“所以,他这是什么意思?”
对于人类情绪之多变,文曲真的感到万分不解:“你之前不还气他有事瞒着你,这回他把自己整个剖开给你看了,你怎么还生气?”
“他想让我看的,难道不是上一世的我么?”顾纯看似平静,实则心里又慌又痛,双眼也酸胀得发红,“他是重生的,我又不是,上一世跟我有什么关系,他为什么想让我看?”
“他确实也想让你看看上一世的你,但这是因为……”
“因为他突然发现,我跟上一世不一样了,不是他喜欢的了,对不对?”
文曲:“???”
皇甫辰还能有这想法?他没感知到啊。
顾纯猛地站起身,大步来回走了两步:“他不好意思跟我说分手,所以就用这种方式让我知难而退,让我甩了他?他之前不是直球选手吗,怎么这次不敢直接告诉我了?难怪这段日子对我爱答不理的,一边看我一边又躲着我,狗血,恶俗,渣男!老娘当年见识过的最脑残的作者都不稀罕这么写了!”

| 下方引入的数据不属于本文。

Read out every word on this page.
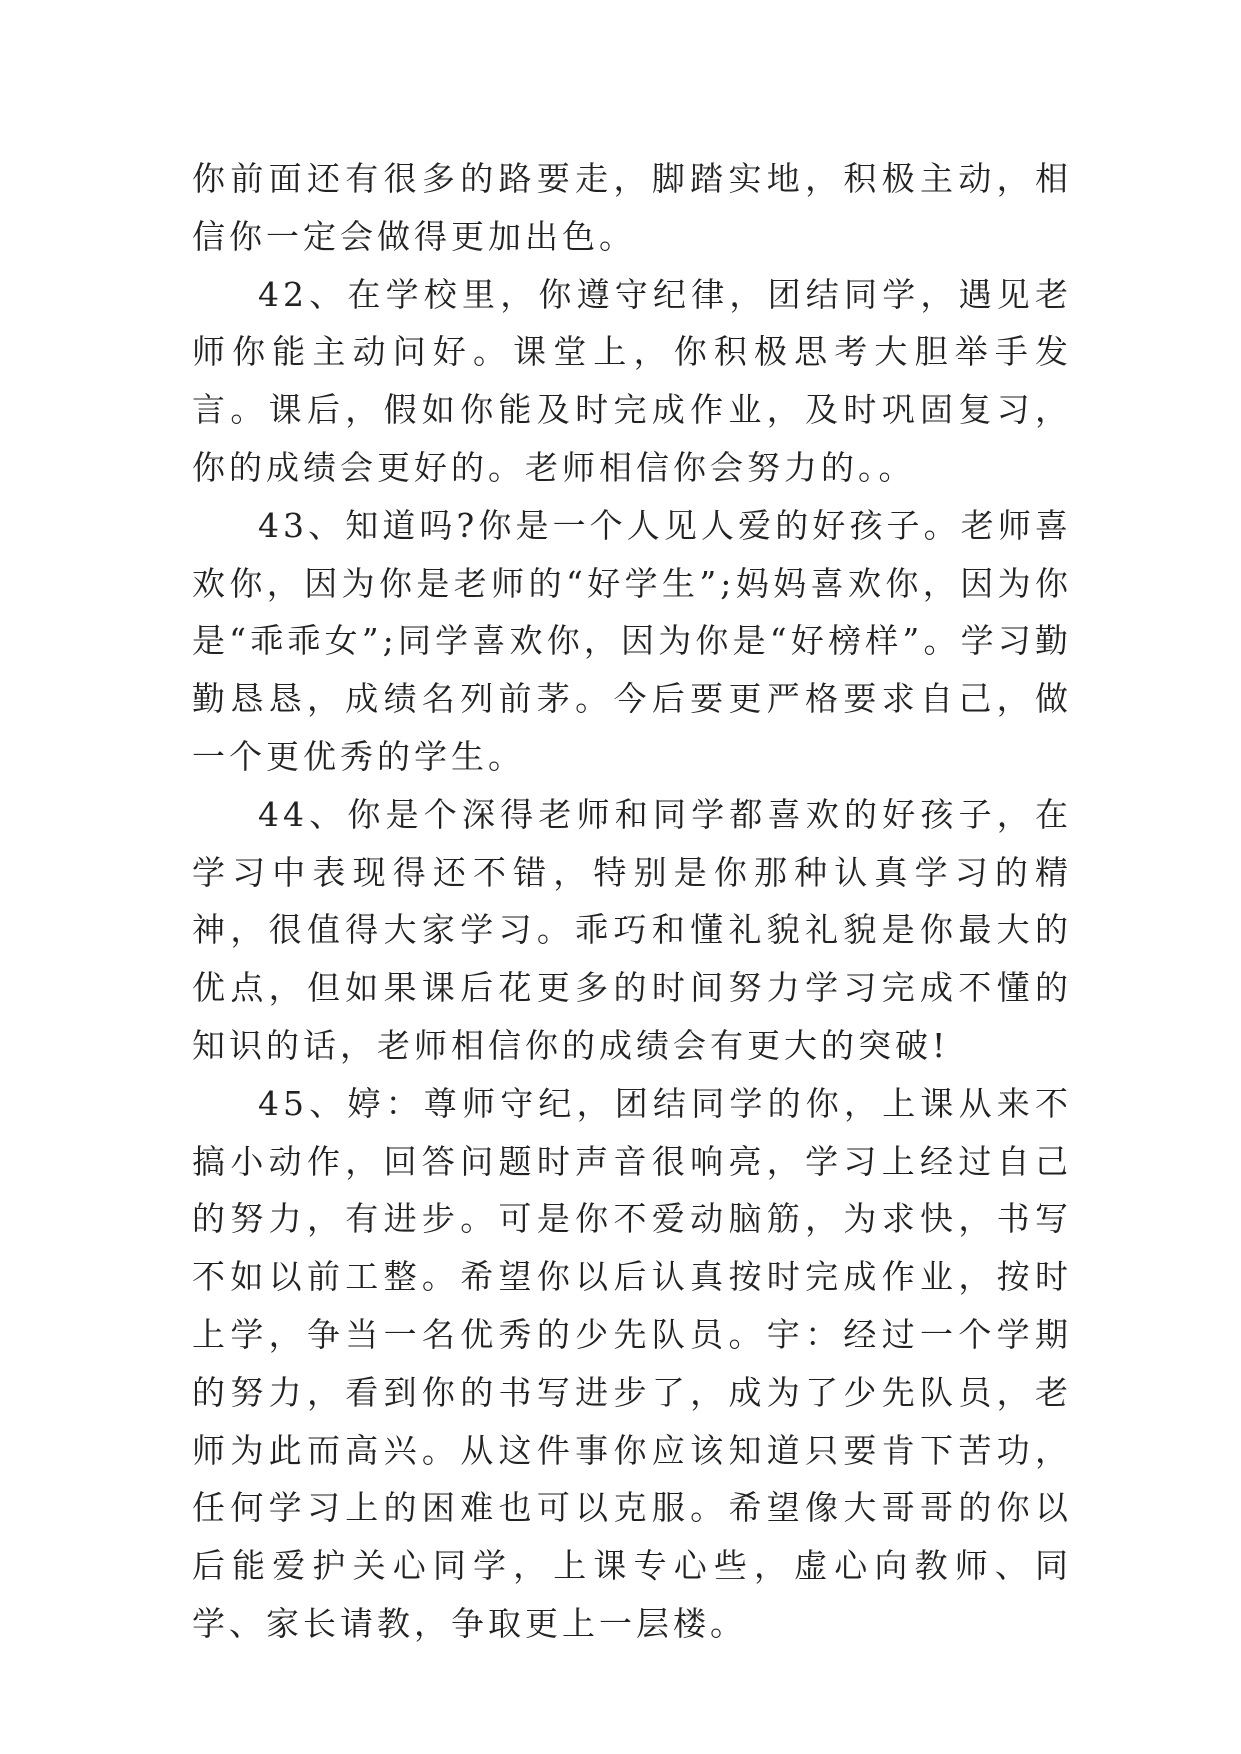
你前面还有很多的路要走，脚踏实地，积极主动，相信你一定会做得更加出色。

42、在学校里，你遵守纪律，团结同学，遇见老师你能主动问好。课堂上，你积极思考大胆举手发言。课后，假如你能及时完成作业，及时巩固复习，你的成绩会更好的。老师相信你会努力的。。

43、知道吗?你是一个人见人爱的好孩子。老师喜欢你，因为你是老师的“好学生”;妈妈喜欢你，因为你是“乖乖女”;同学喜欢你，因为你是“好榜样”。学习勤勤恳恳，成绩名列前茅。今后要更严格要求自己，做一个更优秀的学生。

44、你是个深得老师和同学都喜欢的好孩子，在学习中表现得还不错，特别是你那种认真学习的精神，很值得大家学习。乖巧和懂礼貌礼貌是你最大的优点，但如果课后花更多的时间努力学习完成不懂的知识的话，老师相信你的成绩会有更大的突破!

45、婷：尊师守纪，团结同学的你，上课从来不搞小动作，回答问题时声音很响亮，学习上经过自己的努力，有进步。可是你不爱动脑筋，为求快，书写不如以前工整。希望你以后认真按时完成作业，按时上学，争当一名优秀的少先队员。宇：经过一个学期的努力，看到你的书写进步了，成为了少先队员，老师为此而高兴。从这件事你应该知道只要肯下苦功，任何学习上的困难也可以克服。希望像大哥哥的你以后能爱护关心同学，上课专心些，虚心向教师、同学、家长请教，争取更上一层楼。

文曲紧跟在顾纯身边,抬起双手却不知该如何动作:“那个……你说话归说话,别这么大动作,小心一点。冷静,镇定,刚才不是还挺乐观的么,事情不是像你想的那样……”
“那我问你,他重生的时候,前世的顾纯是生是死?”
“……死了。”
“如果前世的顾纯不死,他还会重生吗?”
文曲仔细回想了一下。如果前世顾纯不死,皇甫辰就不会执意守孝,也不会被皇甫昊说教,更不会心中悲怒、身体虚弱,最终引旧病复发而死,所以……
“不会……?”
顾纯就知道是这个答案。她瞪了文曲一会儿,忽然开始噼里啪啦掉眼泪,气愤至极,委屈至极:“他真心喜欢的那个顾纯早在前世就死了,他根本不是真的喜欢我……”

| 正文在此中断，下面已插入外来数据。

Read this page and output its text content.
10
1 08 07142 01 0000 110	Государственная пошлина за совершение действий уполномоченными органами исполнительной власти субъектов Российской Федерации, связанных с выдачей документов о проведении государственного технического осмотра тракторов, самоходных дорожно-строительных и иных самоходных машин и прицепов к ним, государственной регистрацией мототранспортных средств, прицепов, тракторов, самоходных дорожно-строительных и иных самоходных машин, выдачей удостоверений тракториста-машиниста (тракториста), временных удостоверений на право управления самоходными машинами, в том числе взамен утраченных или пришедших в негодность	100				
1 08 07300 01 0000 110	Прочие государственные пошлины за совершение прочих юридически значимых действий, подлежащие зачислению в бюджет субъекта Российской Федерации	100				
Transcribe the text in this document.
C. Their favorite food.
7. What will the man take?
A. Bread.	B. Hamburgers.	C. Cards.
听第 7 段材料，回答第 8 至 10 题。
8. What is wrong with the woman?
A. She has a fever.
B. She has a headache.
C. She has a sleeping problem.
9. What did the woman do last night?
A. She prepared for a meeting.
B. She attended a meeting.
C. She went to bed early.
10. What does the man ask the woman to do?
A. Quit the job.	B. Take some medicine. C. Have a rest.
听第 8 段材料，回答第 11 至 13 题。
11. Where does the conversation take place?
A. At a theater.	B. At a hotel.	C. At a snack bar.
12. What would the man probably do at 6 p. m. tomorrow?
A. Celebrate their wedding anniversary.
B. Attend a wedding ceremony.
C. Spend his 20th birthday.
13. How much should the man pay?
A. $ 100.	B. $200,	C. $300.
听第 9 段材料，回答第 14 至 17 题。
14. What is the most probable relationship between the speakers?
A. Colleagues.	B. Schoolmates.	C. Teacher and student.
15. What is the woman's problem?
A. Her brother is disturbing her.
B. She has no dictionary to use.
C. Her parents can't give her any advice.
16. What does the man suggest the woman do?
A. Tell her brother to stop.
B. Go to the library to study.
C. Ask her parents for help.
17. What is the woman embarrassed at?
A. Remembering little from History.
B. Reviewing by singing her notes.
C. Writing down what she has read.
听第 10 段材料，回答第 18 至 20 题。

顾纯有理有据,种种分析稳如老狗,文曲难掩震惊,一时半刻安静如鸡。
不是,这怎么还逻辑自洽了呢?
快完结了就不要搞什么虐恋情深了好吗?
难不成皇甫辰真是这么想的?
忽见顾纯捂着肚子喊疼,文曲忙扶住她,帮助她平复了症状,同时劝道:“不如这样,你先把这个看完,皇甫辰目的必可一目了然。他要是真那么想,我将来一定帮你教训他。”
总算把顾纯哄回了座位,文曲这次可不敢退下了,守在顾纯身边,盯着她观影,还适当地提供了实时解说、前方高能、OS字幕化、重点提醒等服务。

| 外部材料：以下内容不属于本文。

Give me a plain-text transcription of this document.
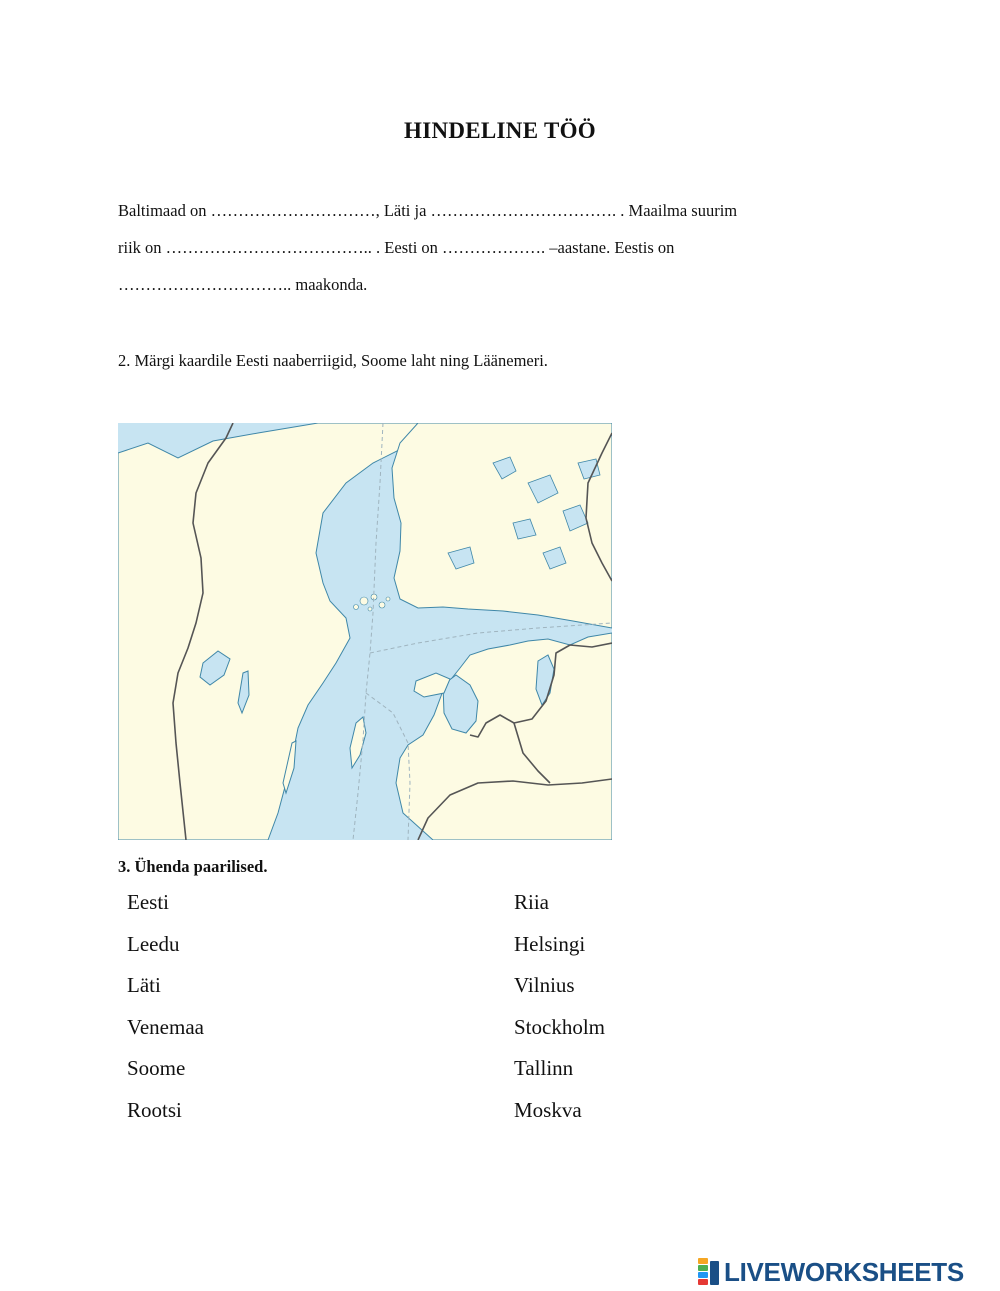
HINDELINE TÖÖ

Baltimaad on …………………………, Läti ja ……………………………. . Maailma suurim

riik on ……………………………….. . Eesti on ………………. –aastane. Eestis on

………………………….. maakonda.

2. Märgi kaardile Eesti naaberriigid, Soome laht ning Läänemeri.

3. Ühenda paarilised.

Eesti
Leedu
Läti
Venemaa
Soome
Rootsi
Riia
Helsingi
Vilnius
Stockholm
Tallinn
Moskva
LIVEWORKSHEETS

“看就看,有什么了不起的。我倒要仔细瞅瞅,前世的我到底有什么好的,让他这么难忘。”顾纯嘟囔着调了快进。
“我可以先封住五感,不耽误你看床戏的。”文曲提醒道。
“床戏有什么好看的?”
“……”
直到场景变换到婚后第一天的早晨,顾纯才松开按着遥控器的手指,正考虑着要不要开个四倍速,就发现从新婚夫妇给公婆请安敬茶开始,一切都变得不一样了。
婚前不是还大同小异,让人一看便知,这是想寻找从前的感觉,怎么婚后就全然不同了?
上一世,公婆接过茶盏之后,对顾纯进行了好一番训诫,顾纯显然颇不适应,应对得也比较吃力,而这一世,皇甫辰不仅四两拨千斤地打断了训诫,还全程替顾纯应答,愣是没让她感到一点点不适。
对此顾纯表示:呵呵,早干嘛去了?
再往后看,皇甫辰竟然去做官了?
“前世的皇甫辰受赐的官职不是散官,要去上班的。”文曲解释道。
“这才结完婚第一天,古代它也有婚假的啊。”
“他是皇甫家年轻一辈第一个入仕的,虽然官不大,但承恩侯也对他寄予厚望,想着让他早日干出些政绩,就把他婚假给销了。”
于是入宫谢恩,三朝回门,就都是顾纯一个人完成的了。
见皇甫辰兴致勃勃早出晚归,整个蜜月期,话都跟妻子说不上几句,妻子问到了,他也默认她不会懂而不肯说,就知道往床上滚,顾纯一边快进,一边为前世的顾纯打抱不平:“这种男人不趁早和离,留着过年吗?”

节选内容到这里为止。